Marvão. Um festival em várias declinações do som português
O Festival de Música de Marvão (FIMM) teve um penúltimo dia sob o signo da música e dos músicos portugueses. Primeiro, foi o Lisboa String Trio, formado por José Peixoto (com a sua guitarra de formato muito original, de Óscar Cardoso), Carlos Barretto e Bernardo Couto, que, numa Igreja do Espírito Santo cheia, desfiaram 13 temas, entre originais (da autoria de Peixoto) e instrumentais da tradição lisboeta das guitarradas. Foi interessante observar como as composições novas, dentro de uma linguagem compósita (jazz, orientalismo, modalismo, atonalismo, cromatismo) conseguiram sugerir pontes com a tradição através do que se poderia chamar de citação imaginária ou referência subtil, ou mascarada, que aparece em fragmento, elíptica. Por seu lado, as "guitarradas" mostraram arranjos muito atraentes, entre o virtuosismo,o rústico e o castiço, dando espaço para que cada um dos três brilhasse a seu tempo em solos vistosos ou por simples relevo da respetiva linha na textura. Por vezes, faltava à vocalidade imanente apenas a presença física da voz naquele espaço.
À tarde, uma Igreja da Sra. da Estrela cheia ouviu o Coro Gulbenkian dirigido por Michel Corboz executar um programa de motetes de J. S. Bach, intercalados por trechos instrumentais, na maioria Prelúdios-Corais, em violoncelo (brilhou Raquel Reis) e contínuo. O alinhamento incluía o motete Jesu, meine Freude, BWV227, vasto fresco devocional e repositório de escrita contrapontística, alternando verticalidade e horizontalidade, "livre" fluxo de linhas e escrita em coral, que foi o ponto alto interpretativo da tarde.
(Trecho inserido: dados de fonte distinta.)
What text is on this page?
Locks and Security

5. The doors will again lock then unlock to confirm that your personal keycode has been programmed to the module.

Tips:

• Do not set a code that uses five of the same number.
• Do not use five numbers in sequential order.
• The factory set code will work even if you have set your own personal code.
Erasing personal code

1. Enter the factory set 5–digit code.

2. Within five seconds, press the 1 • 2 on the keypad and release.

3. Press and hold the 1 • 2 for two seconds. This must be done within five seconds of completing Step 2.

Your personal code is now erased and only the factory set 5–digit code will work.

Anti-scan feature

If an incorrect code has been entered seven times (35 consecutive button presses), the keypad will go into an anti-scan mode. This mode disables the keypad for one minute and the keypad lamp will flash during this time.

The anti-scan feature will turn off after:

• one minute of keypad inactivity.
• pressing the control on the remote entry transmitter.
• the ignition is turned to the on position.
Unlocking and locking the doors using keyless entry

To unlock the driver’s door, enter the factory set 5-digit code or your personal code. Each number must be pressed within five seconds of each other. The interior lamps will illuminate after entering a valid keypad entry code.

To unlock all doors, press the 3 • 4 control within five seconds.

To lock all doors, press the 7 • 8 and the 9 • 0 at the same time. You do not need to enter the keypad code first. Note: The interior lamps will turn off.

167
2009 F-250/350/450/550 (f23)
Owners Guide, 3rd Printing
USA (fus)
Como que embalado por tal magnificência, o Coro (um ou outro desacerto rítmico, ocasional intonação baixa dos sopranos) deu ainda uma leitura ricamente expressiva de Komm, Jesu, komm, BWV229, a encerrar o programa.
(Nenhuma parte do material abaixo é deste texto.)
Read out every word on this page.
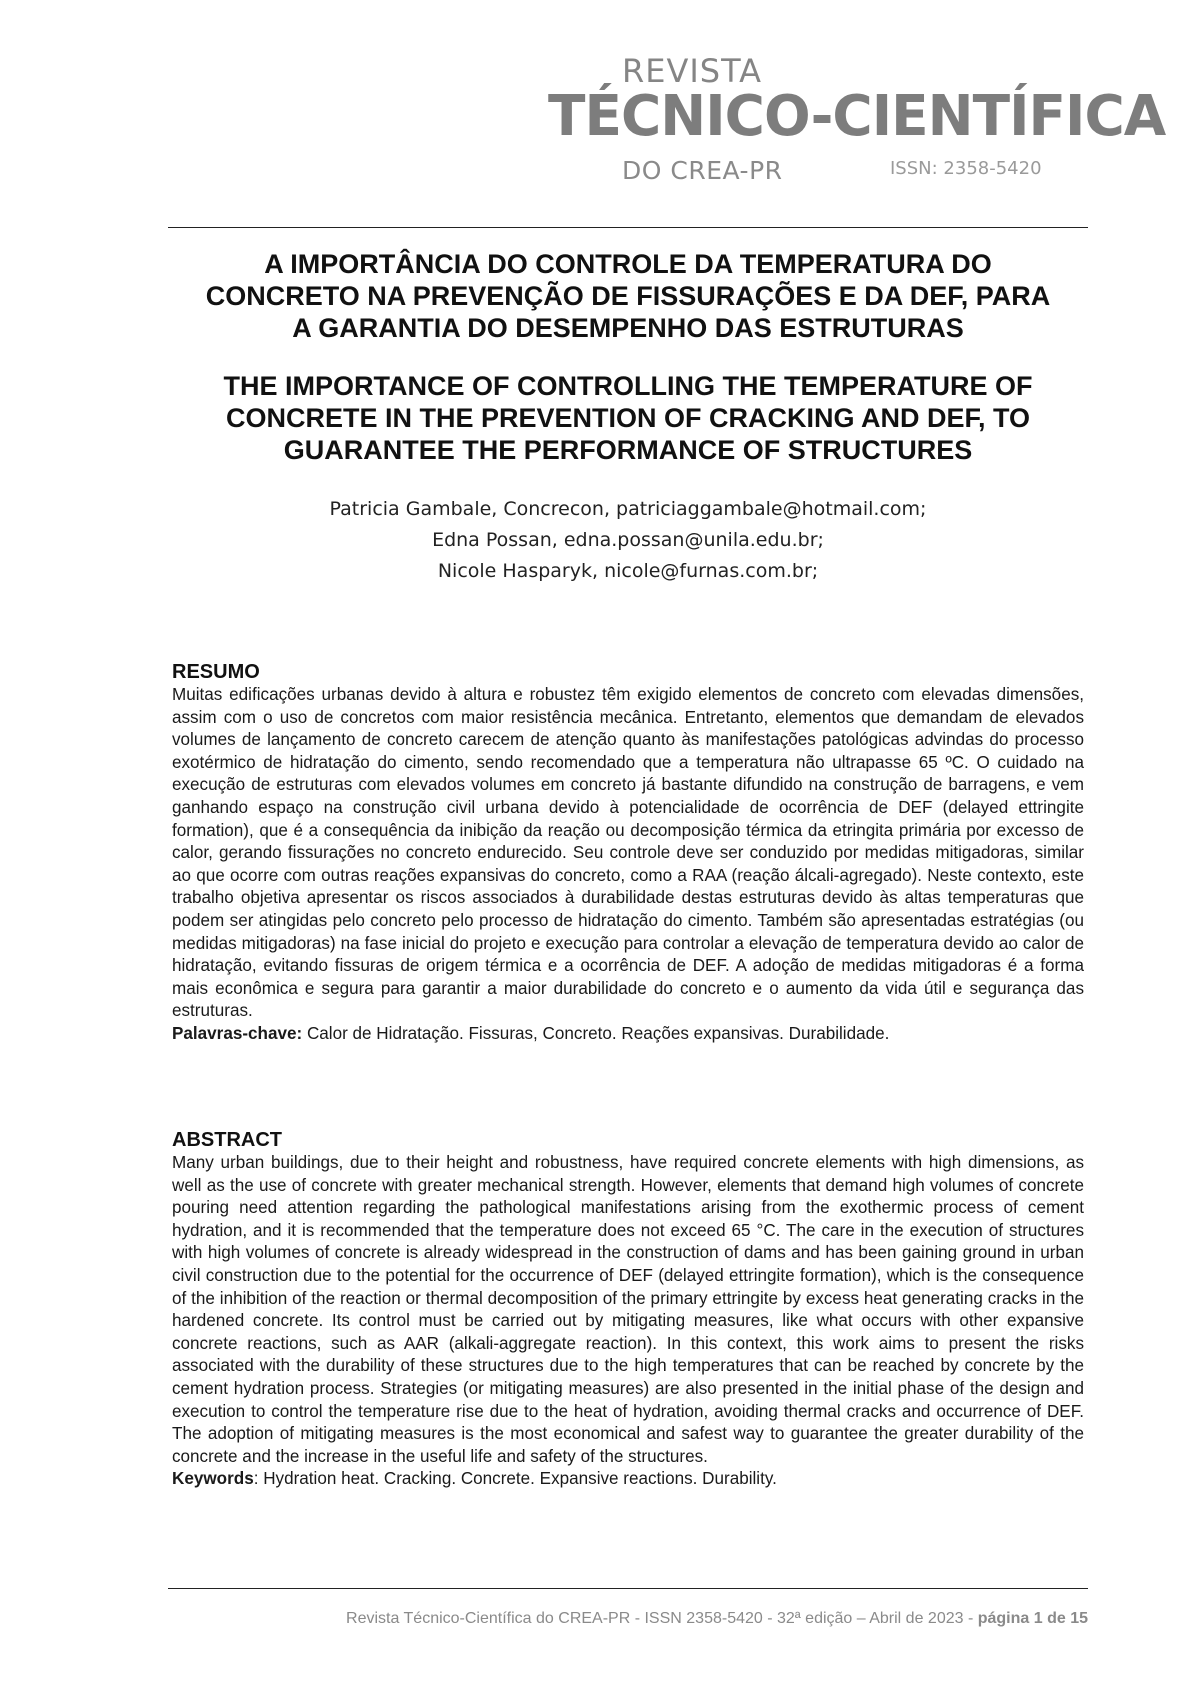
REVISTA
TÉCNICO-CIENTÍFICA
DO CREA-PR	ISSN: 2358-5420
A IMPORTÂNCIA DO CONTROLE DA TEMPERATURA DO
CONCRETO NA PREVENÇÃO DE FISSURAÇÕES E DA DEF, PARA
A GARANTIA DO DESEMPENHO DAS ESTRUTURAS
THE IMPORTANCE OF CONTROLLING THE TEMPERATURE OF
CONCRETE IN THE PREVENTION OF CRACKING AND DEF, TO
GUARANTEE THE PERFORMANCE OF STRUCTURES
Patricia Gambale, Concrecon, patriciaggambale@hotmail.com;
Edna Possan, edna.possan@unila.edu.br;
Nicole Hasparyk, nicole@furnas.com.br;

RESUMO

Muitas edificações urbanas devido à altura e robustez têm exigido elementos de concreto com elevadas dimensões, assim com o uso de concretos com maior resistência mecânica. Entretanto, elementos que demandam de elevados volumes de lançamento de concreto carecem de atenção quanto às manifestações patológicas advindas do processo exotérmico de hidratação do cimento, sendo recomendado que a temperatura não ultrapasse 65 ºC. O cuidado na execução de estruturas com elevados volumes em concreto já bastante difundido na construção de barragens, e vem ganhando espaço na construção civil urbana devido à potencialidade de ocorrência de DEF (delayed ettringite formation), que é a consequência da inibição da reação ou decomposição térmica da etringita primária por excesso de calor, gerando fissurações no concreto endurecido. Seu controle deve ser conduzido por medidas mitigadoras, similar ao que ocorre com outras reações expansivas do concreto, como a RAA (reação álcali-agregado). Neste contexto, este trabalho objetiva apresentar os riscos associados à durabilidade destas estruturas devido às altas temperaturas que podem ser atingidas pelo concreto pelo processo de hidratação do cimento. Também são apresentadas estratégias (ou medidas mitigadoras) na fase inicial do projeto e execução para controlar a elevação de temperatura devido ao calor de hidratação, evitando fissuras de origem térmica e a ocorrência de DEF. A adoção de medidas mitigadoras é a forma mais econômica e segura para garantir a maior durabilidade do concreto e o aumento da vida útil e segurança das estruturas.

Palavras-chave: Calor de Hidratação. Fissuras, Concreto. Reações expansivas. Durabilidade.

ABSTRACT

Many urban buildings, due to their height and robustness, have required concrete elements with high dimensions, as well as the use of concrete with greater mechanical strength. However, elements that demand high volumes of concrete pouring need attention regarding the pathological manifestations arising from the exothermic process of cement hydration, and it is recommended that the temperature does not exceed 65 °C. The care in the execution of structures with high volumes of concrete is already widespread in the construction of dams and has been gaining ground in urban civil construction due to the potential for the occurrence of DEF (delayed ettringite formation), which is the consequence of the inhibition of the reaction or thermal decomposition of the primary ettringite by excess heat generating cracks in the hardened concrete. Its control must be carried out by mitigating measures, like what occurs with other expansive concrete reactions, such as AAR (alkali-aggregate reaction). In this context, this work aims to present the risks associated with the durability of these structures due to the high temperatures that can be reached by concrete by the cement hydration process. Strategies (or mitigating measures) are also presented in the initial phase of the design and execution to control the temperature rise due to the heat of hydration, avoiding thermal cracks and occurrence of DEF. The adoption of mitigating measures is the most economical and safest way to guarantee the greater durability of the concrete and the increase in the useful life and safety of the structures.

Keywords: Hydration heat. Cracking. Concrete. Expansive reactions. Durability.

Revista Técnico-Científica do CREA-PR - ISSN 2358-5420 - 32ª edição – Abril de 2023 - página 1 de 15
Por fim, entre o crepúsculo e a noite entrada, um concerto-festa encheu o Pátio do Castelo. Festa da música tradicional portuguesa - e do Alentejo, antes de mais -, nas vozes dos irmãos Vitorino e Janita Salomé e do Grupo de Cantadores do Redondo, acompanhados pela Filarmonia das Beiras dirigida por António Vassalo Lourenço e contando ainda com o pianista Filipe Raposo, também o autor dos arranjos.
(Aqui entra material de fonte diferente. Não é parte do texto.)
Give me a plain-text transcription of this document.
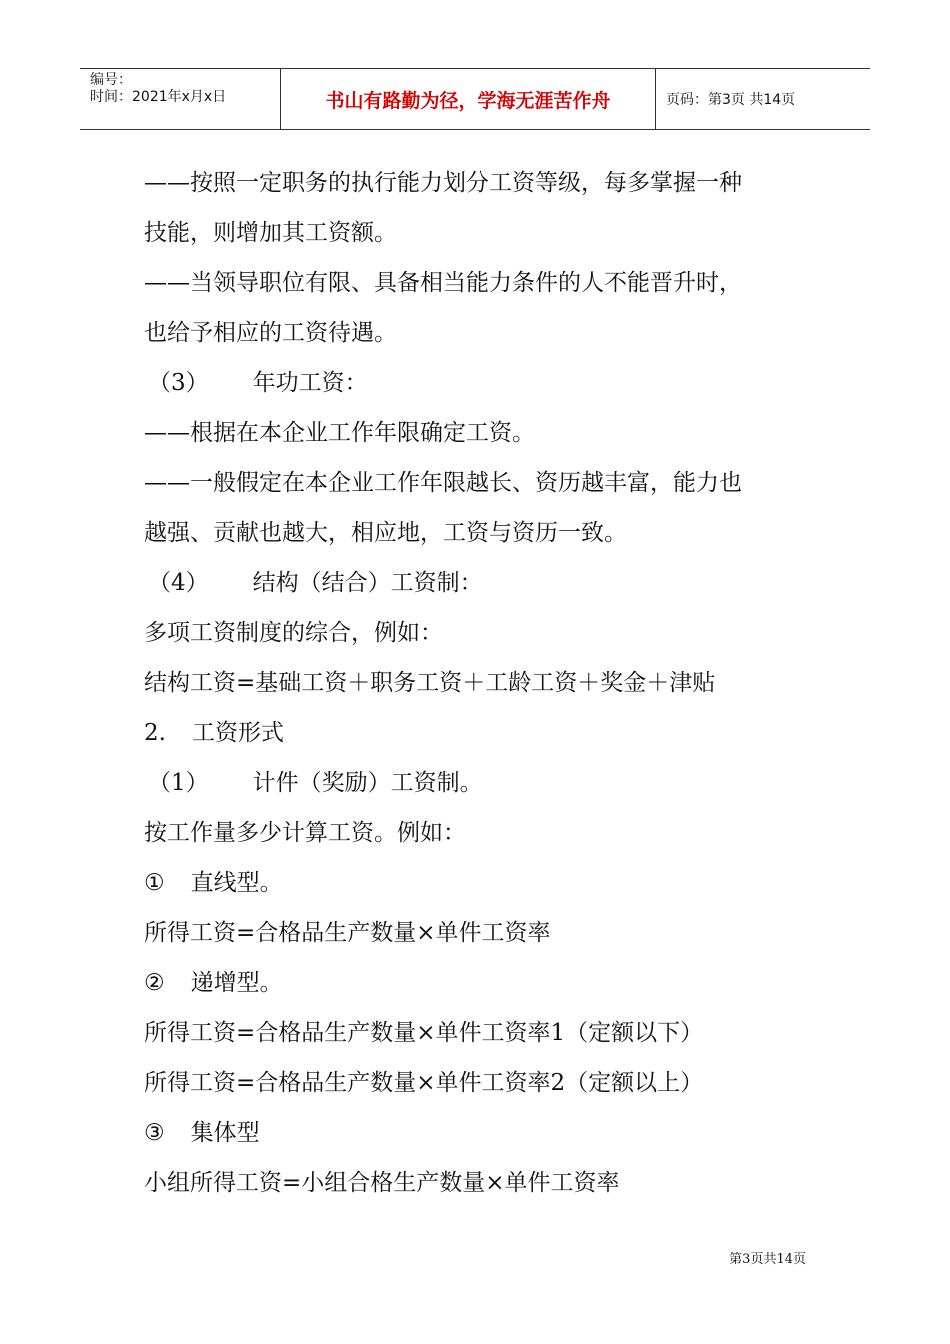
编号：
时间：2021年x月x日	书山有路勤为径，学海无涯苦作舟	页码：第3页 共14页

——按照一定职务的执行能力划分工资等级，每多掌握一种

技能，则增加其工资额。

——当领导职位有限、具备相当能力条件的人不能晋升时，

也给予相应的工资待遇。

（3） 年功工资：

——根据在本企业工作年限确定工资。

——一般假定在本企业工作年限越长、资历越丰富，能力也

越强、贡献也越大，相应地，工资与资历一致。

（4） 结构（结合）工资制：

多项工资制度的综合，例如：

结构工资=基础工资＋职务工资＋工龄工资＋奖金＋津贴

2. 工资形式

（1） 计件（奖励）工资制。

按工作量多少计算工资。例如：

① 直线型。

所得工资=合格品生产数量×单件工资率

② 递增型。

所得工资=合格品生产数量×单件工资率1（定额以下）

所得工资=合格品生产数量×单件工资率2（定额以上）

③ 集体型

小组所得工资=小组合格生产数量×单件工资率

第3页共14页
Um sobrevoo da carreira dos irmãos, uma homenagem ao cante, a constatação dos dotes de arranjador de Raposo (se não fôra pelo cante acompanhado ao piano!), o envolvimento do público feito coro, tudo concorreu para um ambiente de festa, celebração e identificação entre palco e plateia. A amplificação sonora, em imprevista combinação com o ocasional vento, pregou algumas partidas à equilibrada perceção dos planos sonoros, enquanto que da parte da orquestra também se verificaram alguns problemas no som de ensemble. Não obstante, e como resumia alguém da terra, no final, atrás de nós: "nós também gostamos de música clássica, mas esta é a nossa música!" Pois é, a terra tem um chamamento forte...
O domingo, 31, último dia, "despertou" ao som do violoncelo de Manuel Fischer-Dieskau, que na pequena Igreja do Espírito Santo, tocou as Suites para violoncelo solo n.º 3 e n.º 4 de J. S. Bach, intercalando-as a rara Sonata para violoncelo solo, op. 25 n.º 3, de Paul Hindemith. O violoncelista começou algo "em falso", com uma Suite n.º 4 em que só na Courante e nas "galanteries" (Bourrées I e II) conseguiu uma expressão plenamente convincente. O ponto de viragem veio com a sonata de Hindemith, que teve dele uma leitura poderosa, em que os lampejos de profundidade expressiva tiveram tanto mais impacto quanto a envolvência interpretativa foi rigorosa, justa e contida. A Suite n.º 3, mais imediata que a n.º 4, respirou naturalidade e fluidez, brindando-nos o violoncelista ainda em extra com o Prelúdio da Suite n.º 1.
O FIMM encerrou com o Anglo-Portuguese Ensemble, do violetista Lourenço Macedo Sampaio, Jovem Músico do Ano do PJM 2015, e com um concerto da Hong-Kong Sinfonietta dirigida por Christoph Poppen, que teve entre os solistas o Wiener Klaviertrio - ouvimo-los em Oeiras há uma semana, tocando Schubert, Friedrich Cerha e a "desmedida" versão primitiva do Trio, op. 8 de Brahms, deixando-nos aí uma forte e marcante impressão - mais a violinista Veronika Eberle e o contrabaixista Edicson Ruiz.